All the way back in 2009, Japan received an exclusive title on the Nintendo DS called Tomodachi Collection. That game set the stage for what Life would ultimately expand on by putting Miis at the forefront of the experience, letting players complete jobs and purchase items to level up and progress in the game. If you understand Japanese and you want more Tomodachi in your life, consider picking it up!

The Rune Factory series

The Rune Factory series first arrived on the Nintendo DS back in 2006 and, since then, has seen five sequels and off-shoot titles released across a number of different platforms. The game's premise is simple: farming creates the income needed to purchase items, and farmed resources can also create items players need to progress.

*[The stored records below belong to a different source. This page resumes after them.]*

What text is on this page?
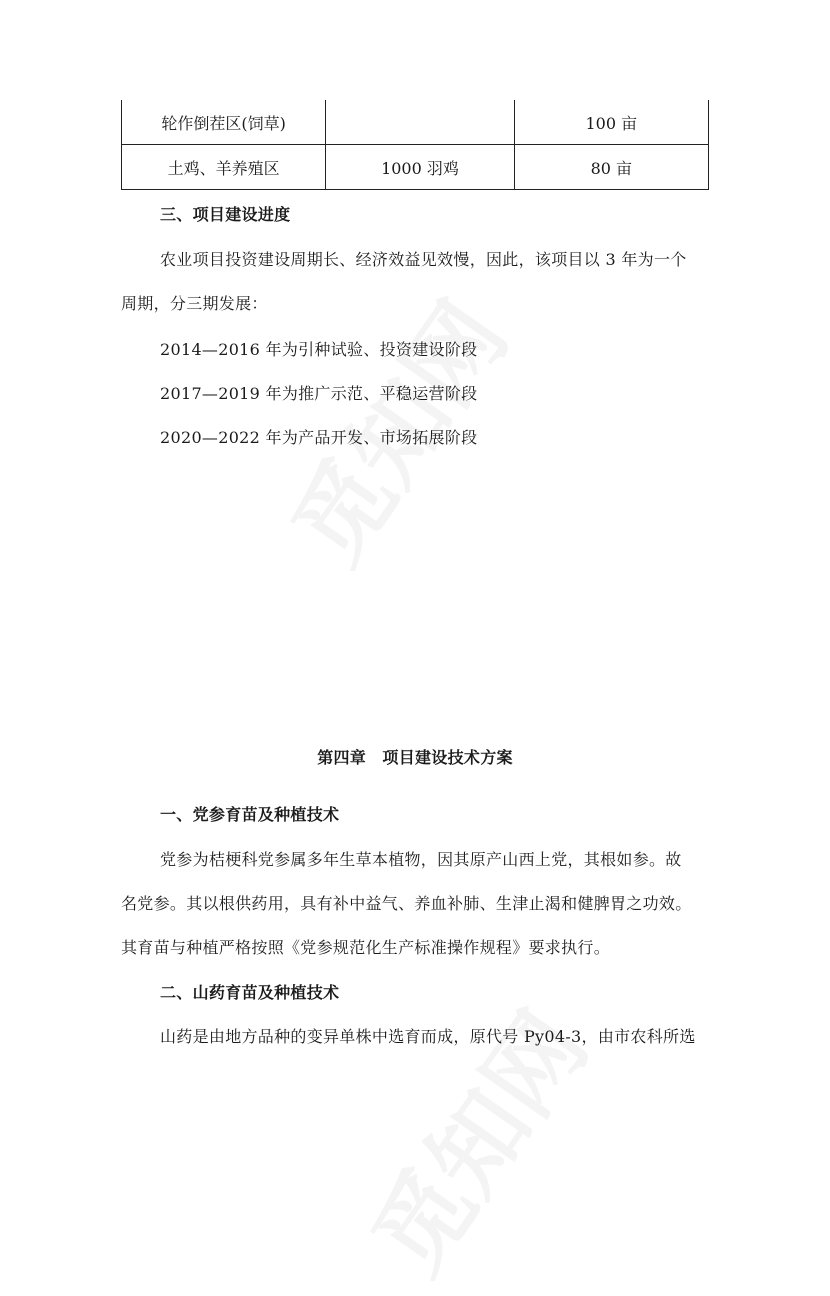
轮作倒茬区(饲草)		100 亩
土鸡、羊养殖区	1000 羽鸡	80 亩
三、项目建设进度
农业项目投资建设周期长、经济效益见效慢，因此，该项目以 3 年为一个
周期，分三期发展：
2014—2016 年为引种试验、投资建设阶段
2017—2019 年为推广示范、平稳运营阶段
2020—2022 年为产品开发、市场拓展阶段
第四章　项目建设技术方案
一、党参育苗及种植技术
党参为桔梗科党参属多年生草本植物，因其原产山西上党，其根如参。故
名党参。其以根供药用，具有补中益气、养血补肺、生津止渴和健脾胃之功效。
其育苗与种植严格按照《党参规范化生产标准操作规程》要求执行。
二、山药育苗及种植技术
山药是由地方品种的变异单株中选育而成，原代号 Py04-3，由市农科所选
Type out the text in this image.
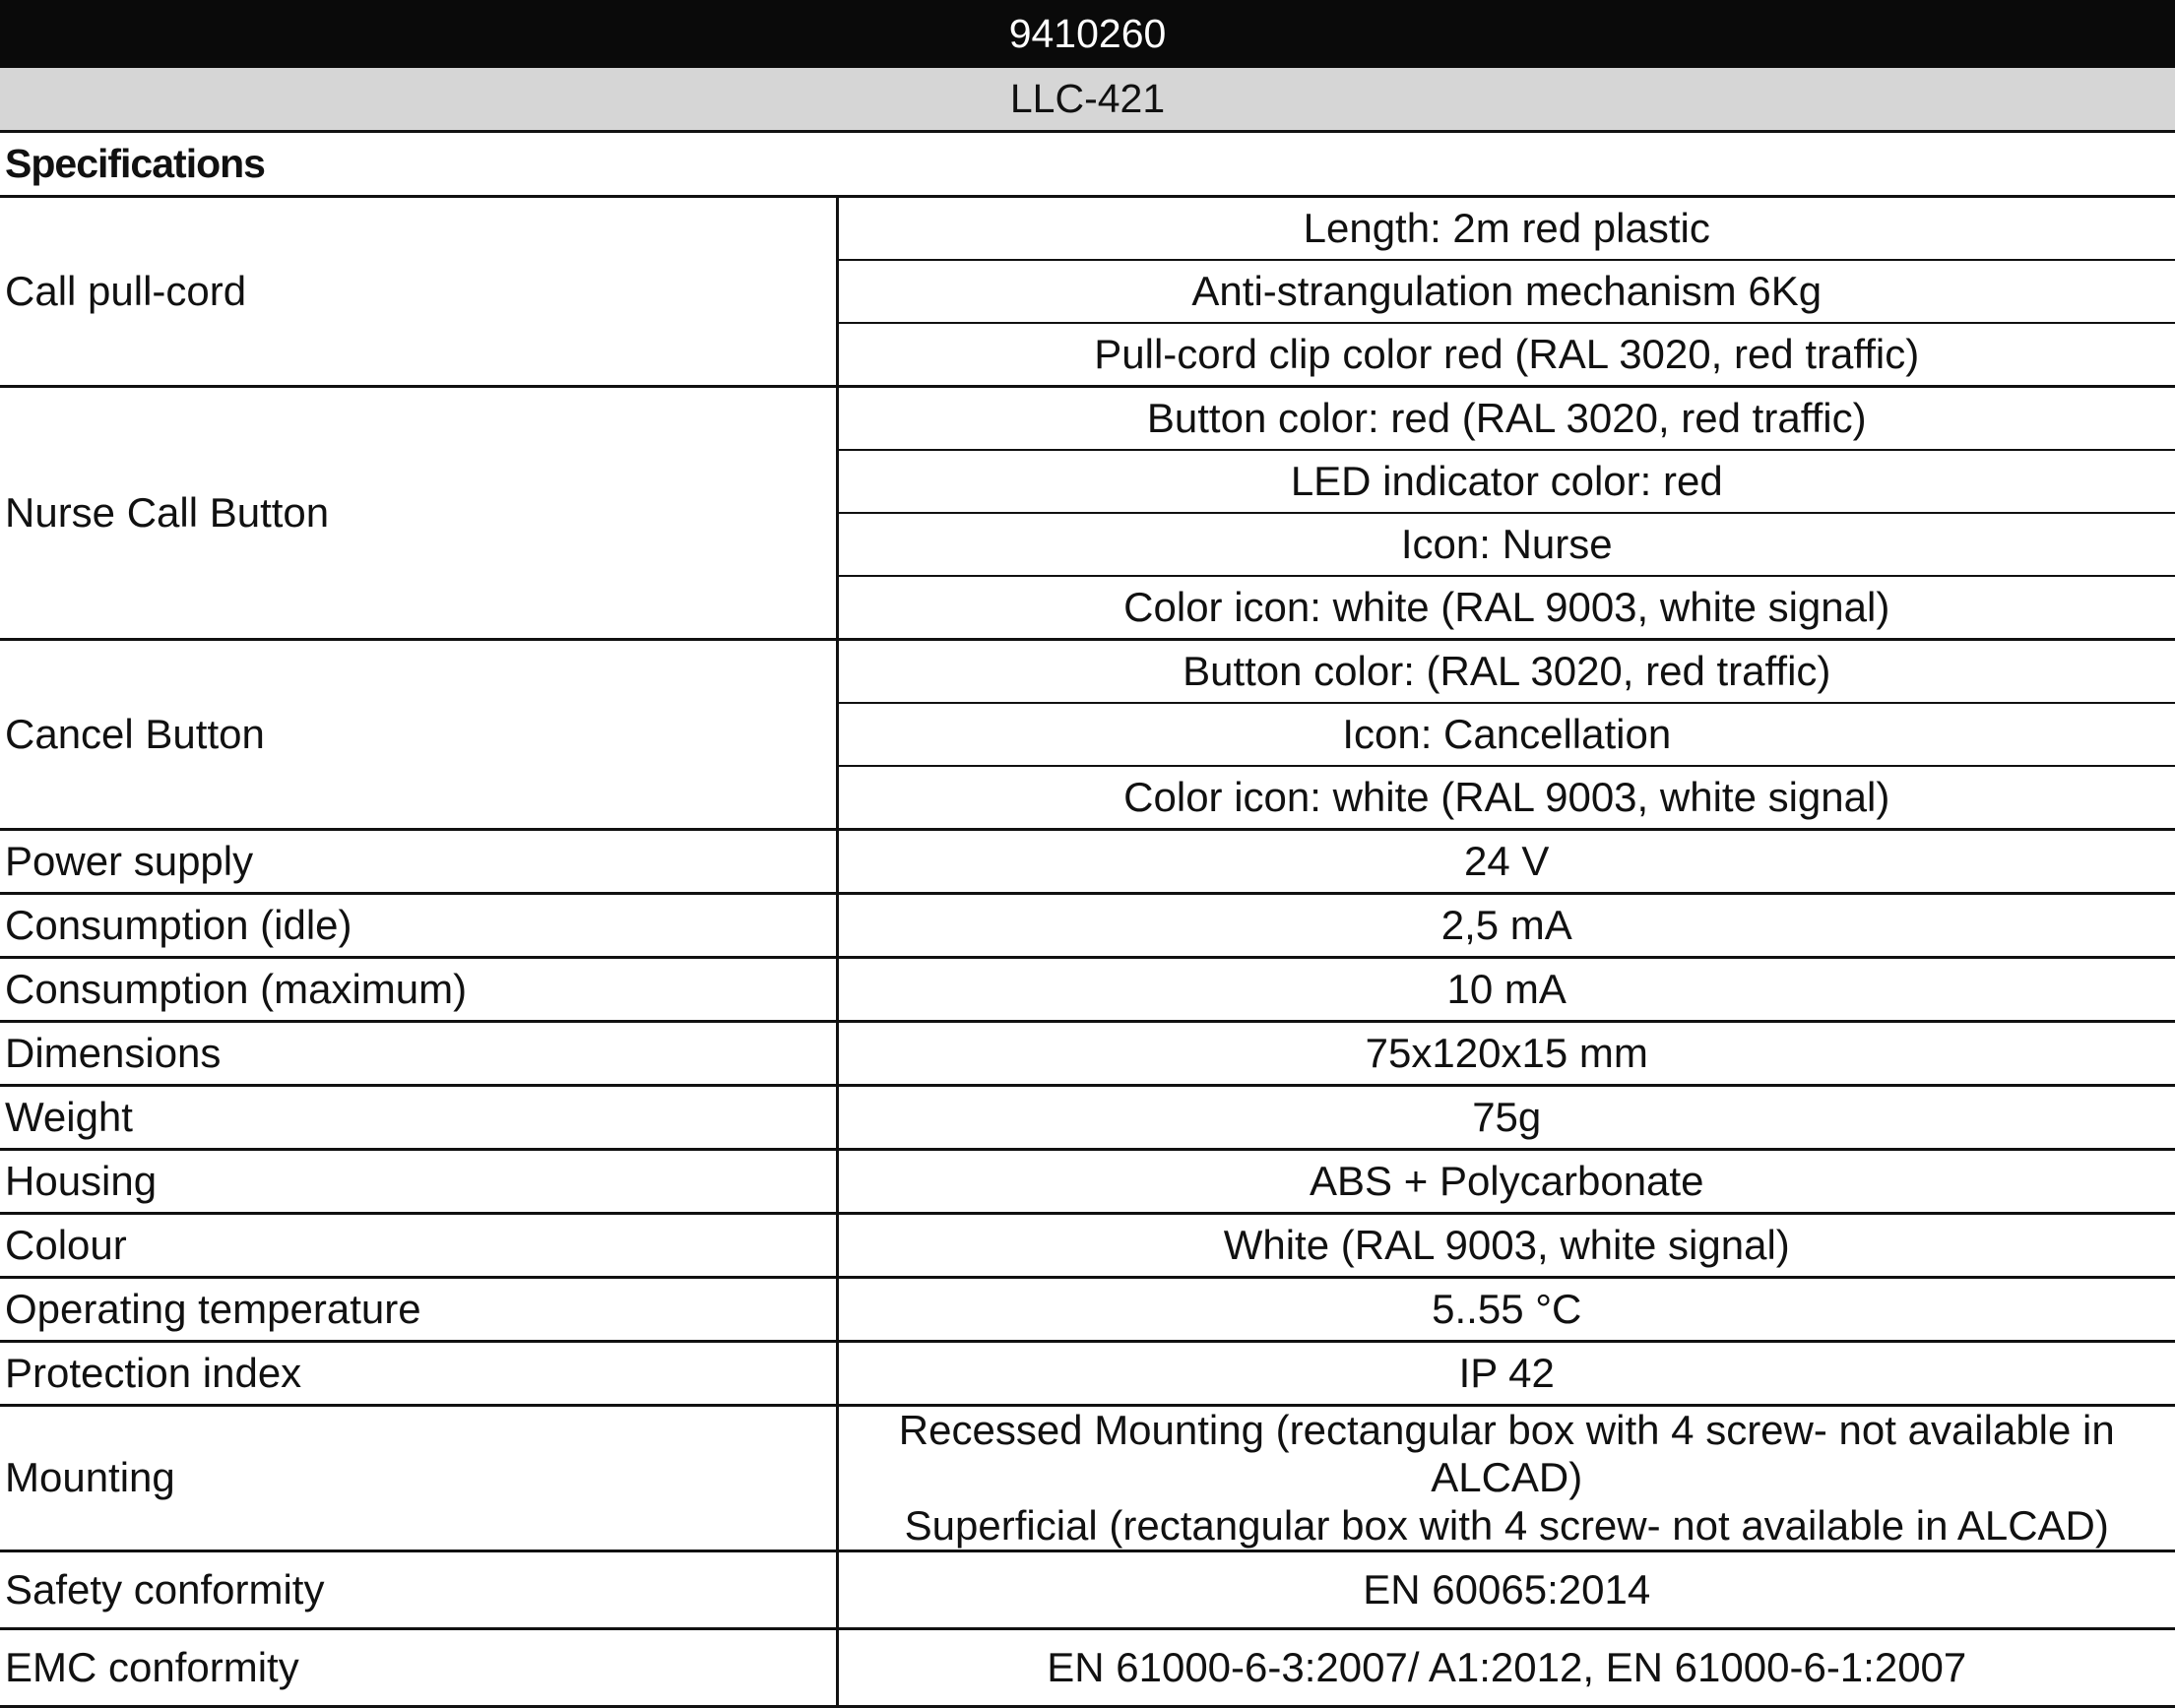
9410260
LLC-421
Specifications
Call pull-cord	Length: 2m red plastic
	Anti-strangulation mechanism 6Kg
	Pull-cord clip color red (RAL 3020, red traffic)
Nurse Call Button	Button color: red (RAL 3020, red traffic)
	LED indicator color: red
	Icon: Nurse
	Color icon: white (RAL 9003, white signal)
Cancel Button	Button color: (RAL 3020, red traffic)
	Icon: Cancellation
	Color icon: white (RAL 9003, white signal)
Power supply	24 V
Consumption (idle)	2,5 mA
Consumption (maximum)	10 mA
Dimensions	75x120x15 mm
Weight	75g
Housing	ABS + Polycarbonate
Colour	White (RAL 9003, white signal)
Operating temperature	5..55 °C
Protection index	IP 42
Mounting	Recessed Mounting (rectangular box with 4 screw- not available in ALCAD)
Superficial (rectangular box with 4 screw- not available in ALCAD)

Safety conformity	EN 60065:2014
EMC conformity	EN 61000-6-3:2007/ A1:2012, EN 61000-6-1:2007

There are other aspects of the game, including some dungeon crawling and battles, but farming is central to the experience.


It sounds sort of like another game series we've played: Harvest Moon. And as it turns out, there's a reason for that.

Rune Factory is a Harvest Moon spin-off series.

The producer behind the Harvest Moon franchise, Yoshifumi Hashimotohas said in the past that Rune Factory is "Harvest Moon where you wield a sword." And in terms of game mechanics, that's a pretty apt description. Time in Rune Factory passes just like it does in Harvest Moon: one second in the real world equals one minute in the game. And farm equipment can be upgraded in Rune Factory, just as it can in the series it spun off from.